やっぱりカルカン

築地魚河岸三代目のやっぱりカルカンのネタバレレビュー・内容・結末

築地魚河岸三代目(2008年製作の映画)
3.3

このレビューはネタバレを含みます

TOKYO MX2「築地魚河岸三代目」
2023年10月22日(日) 放送 19:00~20:37
の録画を視聴。原作漫画は未読。
知識としてはインターネットミームになっている包丁の一コマをはじめ有名ないくつかのコマは見たことがあり、主人公が築地魚河岸仲卸の三代目(タイトル通りww)で切磋琢磨していく成長物語ぐらいの情報しか知らない。
この映画は原作漫画について、何の知識もなくても楽しめるのでその点は問題なし。むしろ調べて驚愕したのだが「人間関係や設定は原作と異なる」とのこと。嘘だろ…
見ててなんか違和感あったのはそういうことか。原作ファンがこの映画を見たらどう思うんだろう。

豪華俳優陣!築地市場がロケに全面協力!音楽もクセになるいい曲。2008年6月7日の公開で、元々シリーズ化することが発表されていたらしい。2009年に2作目が公開される予定だったが、不況の煽りもあって2010年に公開が延期されることが発表され、2010年に入るとさらに2011年に延期が決定した。その後も2作目の製作は実現していない。
もしまた続編の作成が実現したとしても
・舞台である築地市場が無くなってしまった
・豪華キャスト全員の再集結が難しそう
・第1作が良かったので、それを超える作品を創らなければならない
・第1作のラストがいい感じにまとまってしまったので次をどう繋げたらいいか微妙
などの問題がたくさんある。
今後の続編は…難しいだろうな…

元々は1時間56分の上映時間、テレビ放送が1時間37分の放送枠。
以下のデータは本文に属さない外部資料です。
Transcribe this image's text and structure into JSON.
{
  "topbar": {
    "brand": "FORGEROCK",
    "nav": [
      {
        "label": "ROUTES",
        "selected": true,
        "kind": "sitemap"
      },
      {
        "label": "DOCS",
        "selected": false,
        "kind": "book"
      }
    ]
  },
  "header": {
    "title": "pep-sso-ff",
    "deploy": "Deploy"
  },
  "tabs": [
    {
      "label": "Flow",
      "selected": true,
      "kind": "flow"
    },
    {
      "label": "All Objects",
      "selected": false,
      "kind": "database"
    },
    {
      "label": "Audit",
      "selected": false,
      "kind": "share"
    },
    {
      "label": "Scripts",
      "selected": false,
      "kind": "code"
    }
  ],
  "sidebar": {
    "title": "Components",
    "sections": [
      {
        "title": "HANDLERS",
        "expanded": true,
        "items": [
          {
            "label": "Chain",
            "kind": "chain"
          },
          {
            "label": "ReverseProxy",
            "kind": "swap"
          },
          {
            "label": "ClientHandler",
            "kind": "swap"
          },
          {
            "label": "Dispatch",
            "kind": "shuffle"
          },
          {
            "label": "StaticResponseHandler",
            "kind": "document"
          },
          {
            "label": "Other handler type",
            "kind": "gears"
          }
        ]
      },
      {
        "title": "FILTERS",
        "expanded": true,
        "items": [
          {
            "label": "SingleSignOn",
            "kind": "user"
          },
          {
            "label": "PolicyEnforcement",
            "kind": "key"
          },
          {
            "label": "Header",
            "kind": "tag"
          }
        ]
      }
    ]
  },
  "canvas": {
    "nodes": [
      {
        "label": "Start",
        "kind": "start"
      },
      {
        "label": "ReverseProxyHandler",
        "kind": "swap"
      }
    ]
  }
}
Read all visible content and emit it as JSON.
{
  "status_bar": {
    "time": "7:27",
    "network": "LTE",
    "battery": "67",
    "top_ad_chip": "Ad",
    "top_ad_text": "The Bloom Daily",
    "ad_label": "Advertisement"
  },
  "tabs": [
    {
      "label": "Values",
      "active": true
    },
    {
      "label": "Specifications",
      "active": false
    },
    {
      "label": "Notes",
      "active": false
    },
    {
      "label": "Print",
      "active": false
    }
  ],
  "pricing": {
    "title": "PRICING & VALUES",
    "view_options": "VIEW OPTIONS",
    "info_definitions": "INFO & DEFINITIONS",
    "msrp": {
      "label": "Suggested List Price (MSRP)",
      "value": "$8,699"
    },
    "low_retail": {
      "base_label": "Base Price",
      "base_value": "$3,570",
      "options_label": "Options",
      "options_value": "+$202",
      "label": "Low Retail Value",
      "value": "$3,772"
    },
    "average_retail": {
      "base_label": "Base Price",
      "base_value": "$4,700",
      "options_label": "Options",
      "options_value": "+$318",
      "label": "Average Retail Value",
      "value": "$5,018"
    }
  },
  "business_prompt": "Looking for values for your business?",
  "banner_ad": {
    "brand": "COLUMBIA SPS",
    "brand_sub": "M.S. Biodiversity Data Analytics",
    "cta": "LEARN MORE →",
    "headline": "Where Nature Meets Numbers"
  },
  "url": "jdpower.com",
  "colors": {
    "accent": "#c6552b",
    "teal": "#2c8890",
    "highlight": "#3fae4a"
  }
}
そのうち40分は起承転結の「起」だったような気がする。主人公はいつ三代目になるんだ…いつまで続くんだ…いくらなんでも「起」が長すぎじゃないか…正直そう思った。続編を作るつもりだったので、最初はそれで良かったのかもしれない。
ギャグっぽい演出や野暮ったいセリフ、冗長なシーン、微妙な矛盾やツッコミどころもあり、画質も相まって映画というよりちょっと面白い2時間ドラマを見たような感じ。
人情ドラマみたいな所があって、最後はうるっときてしまった。ベタな展開が好きな人はまあ楽しめると思うが、原作ファンをはじめ「なんじゃこりゃ」と思う人もいるだろう。

まさかのタイトル回収はラストで。この映画は築地魚河岸三代目が織りなす人情物語…ではなく、大沢たかおが最後に築地魚河岸三代目になって終わり。主人公は大沢たかおなんだけど、後半はほとんど英二と千秋(と明日香)の物語なので主人公はサポート役みたいな感じに。

それにしても英二と千秋はお互い好きだったのに、あんな大事な話を黙ってて誤解されたまま離れてしまうなんて、まどろっこしいなぁ。江戸っ子職人は口下手と言っても限度があるでしょう。大人の恋愛ってわからない。
主人公も行動が突飛なフシがあるし、各キャラそれぞれにツッコミどころが…
なんやかんや言いつつ、結構嫌いじゃないわたし。もし続編があるとしたらそれはそれで見てみたい。「男はつらいよ」「釣りバカ日誌」みたいな人情映画シリーズにしたかったんだろうなあ。